Previously posted at the original Soapblox site on Sat Sep 26, 2015 at 18:34:59 PM CDT

by: WillyK

Dear Chancellor Loftin:

I was horrified to learn yesterday that you and your colleagues at the University of Missouri had submitted meekly to the bullying of Missouri State Senator Kurt Schaeffer and were willing revoke the “refer and follow” designation that constitutes an acceptable licensure for a doctor to offer abortions at the Columbia Planned Parenthood.

I understand the implied political pressure underlying Senator Schaeffer’s logically tortured contention that granting University of Missouri hospital privileges to a doctor who performed abortions at the Columbia Planned Parenthood would put the university, a taxpayer funded institution, in the position of violating state restrictions on using taxpayer funds to fund abortions. I do actually understand that the University is in a bad position since it depends on dishonest folks like Senator Schaefer to fund much of its operations.

But does legislative pressure justify spineless capitulation to Senator Schaefer’s spurious assertions? Clearly, granting hospital privileges to a doctor in no way makes the University legally responsible for the full range of that doctor’s actions outside of the University hospital. There’s no way taxpayer funds are being used to pay for abortions through the University’s actions.

Nor can the statement of the Executive Committee of the Medical Staff of the hospital that the refer and follow designation is “outdated and unnecessary” be true if eliminating it has the result of curtailing the ability of physicians to whom it had previously been granted to ensure the health and well-being of their patients. And this decision demonstrably does just that.

Worse, for a taxpayer-funded, governmental entity such as MU is the fact that, through the legislature, Senator Schaeffer’s religiously-motivated “Sanctity of Life” committee is bringing its clearly religious views about abortion to bear on the activities of the university. Last I heard universities are mandated to serve a larger, more diverse community than those narrow religious groups that have chosen to demonize a legal medial process. I also harbor a belief that, in this context, universities are required to respect the separation of church and state – as, of course, the legislature should as well.

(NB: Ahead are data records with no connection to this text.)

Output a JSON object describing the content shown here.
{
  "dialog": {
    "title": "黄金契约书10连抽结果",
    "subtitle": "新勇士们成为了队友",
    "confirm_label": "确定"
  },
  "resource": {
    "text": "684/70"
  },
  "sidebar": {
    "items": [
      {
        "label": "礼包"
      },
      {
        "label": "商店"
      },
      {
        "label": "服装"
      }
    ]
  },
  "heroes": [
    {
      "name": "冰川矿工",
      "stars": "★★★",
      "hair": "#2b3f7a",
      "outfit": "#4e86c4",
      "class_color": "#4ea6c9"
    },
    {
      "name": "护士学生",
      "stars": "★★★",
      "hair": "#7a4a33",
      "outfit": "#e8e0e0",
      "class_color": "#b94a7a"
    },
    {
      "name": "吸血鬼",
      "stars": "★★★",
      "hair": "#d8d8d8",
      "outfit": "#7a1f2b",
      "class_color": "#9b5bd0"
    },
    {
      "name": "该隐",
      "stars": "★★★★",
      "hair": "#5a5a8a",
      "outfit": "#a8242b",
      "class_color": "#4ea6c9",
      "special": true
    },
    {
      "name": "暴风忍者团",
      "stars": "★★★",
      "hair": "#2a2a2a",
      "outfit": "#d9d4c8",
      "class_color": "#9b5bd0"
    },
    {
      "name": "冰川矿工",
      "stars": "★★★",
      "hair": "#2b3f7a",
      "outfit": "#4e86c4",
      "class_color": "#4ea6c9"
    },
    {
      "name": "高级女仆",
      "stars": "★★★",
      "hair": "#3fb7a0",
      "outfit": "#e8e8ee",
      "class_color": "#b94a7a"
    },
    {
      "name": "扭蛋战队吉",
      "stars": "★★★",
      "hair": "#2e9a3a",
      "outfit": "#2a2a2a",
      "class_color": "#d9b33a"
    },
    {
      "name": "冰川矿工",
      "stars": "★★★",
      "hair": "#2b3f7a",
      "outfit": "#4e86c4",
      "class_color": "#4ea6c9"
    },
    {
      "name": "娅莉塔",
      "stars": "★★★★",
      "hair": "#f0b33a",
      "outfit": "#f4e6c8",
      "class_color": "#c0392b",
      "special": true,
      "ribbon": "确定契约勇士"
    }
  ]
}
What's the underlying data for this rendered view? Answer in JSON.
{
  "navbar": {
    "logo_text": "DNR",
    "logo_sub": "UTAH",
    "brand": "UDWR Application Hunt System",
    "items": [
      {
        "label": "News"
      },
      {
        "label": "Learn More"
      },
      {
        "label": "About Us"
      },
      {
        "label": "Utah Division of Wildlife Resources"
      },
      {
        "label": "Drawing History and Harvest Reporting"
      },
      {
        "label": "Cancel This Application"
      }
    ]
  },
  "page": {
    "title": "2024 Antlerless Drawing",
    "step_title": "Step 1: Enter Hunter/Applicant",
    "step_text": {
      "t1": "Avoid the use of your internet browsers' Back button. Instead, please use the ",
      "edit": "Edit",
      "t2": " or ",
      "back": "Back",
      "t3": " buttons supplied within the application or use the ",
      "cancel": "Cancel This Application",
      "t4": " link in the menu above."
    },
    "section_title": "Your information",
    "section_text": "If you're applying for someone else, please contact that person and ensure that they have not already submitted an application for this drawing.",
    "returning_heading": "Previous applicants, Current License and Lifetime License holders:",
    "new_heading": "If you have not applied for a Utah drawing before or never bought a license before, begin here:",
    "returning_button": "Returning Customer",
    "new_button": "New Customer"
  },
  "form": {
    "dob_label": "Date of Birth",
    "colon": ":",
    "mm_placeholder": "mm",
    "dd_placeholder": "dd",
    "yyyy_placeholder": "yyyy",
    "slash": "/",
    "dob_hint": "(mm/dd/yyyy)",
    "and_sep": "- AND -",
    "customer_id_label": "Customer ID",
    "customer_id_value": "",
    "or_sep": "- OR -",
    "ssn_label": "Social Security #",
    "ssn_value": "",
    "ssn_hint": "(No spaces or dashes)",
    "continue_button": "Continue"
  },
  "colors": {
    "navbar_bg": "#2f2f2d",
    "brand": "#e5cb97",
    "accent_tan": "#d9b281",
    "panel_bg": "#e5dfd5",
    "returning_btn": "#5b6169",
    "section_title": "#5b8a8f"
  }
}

But when we leave the legalities behind, your willingness to placate Senator Schaefer’s political aspirations to make a name for himself as an anti-abortion crusader takes on an even darker cast. Years ago when I was a college student there was a belief that universities were places where our intellectual and ethical traditions were preserved and passed along and enlarged. We didn’t go to college just to get a well-paying job, but also to become better people and better citizens.

University officials such as yourself were supposed to be the guardians of the system which stood, in those long ago days, for more than the commodification of education. Can you really say, after your abject surrender to an ugly little backwater state senator, that you or your compliant medical staff committee function as guardians of the university’s highest goals? Do you even care?

It is difficult to see the decision of your institution to cooperate in limiting women’s health resources in your community as anything other than craven. I am sure that you are aware that an ideologically driven legislature is not the only group to which you answer. Public support of the university system is essential if it is to prosper. Can you really expect to retain that support when you show so little regard for your mission?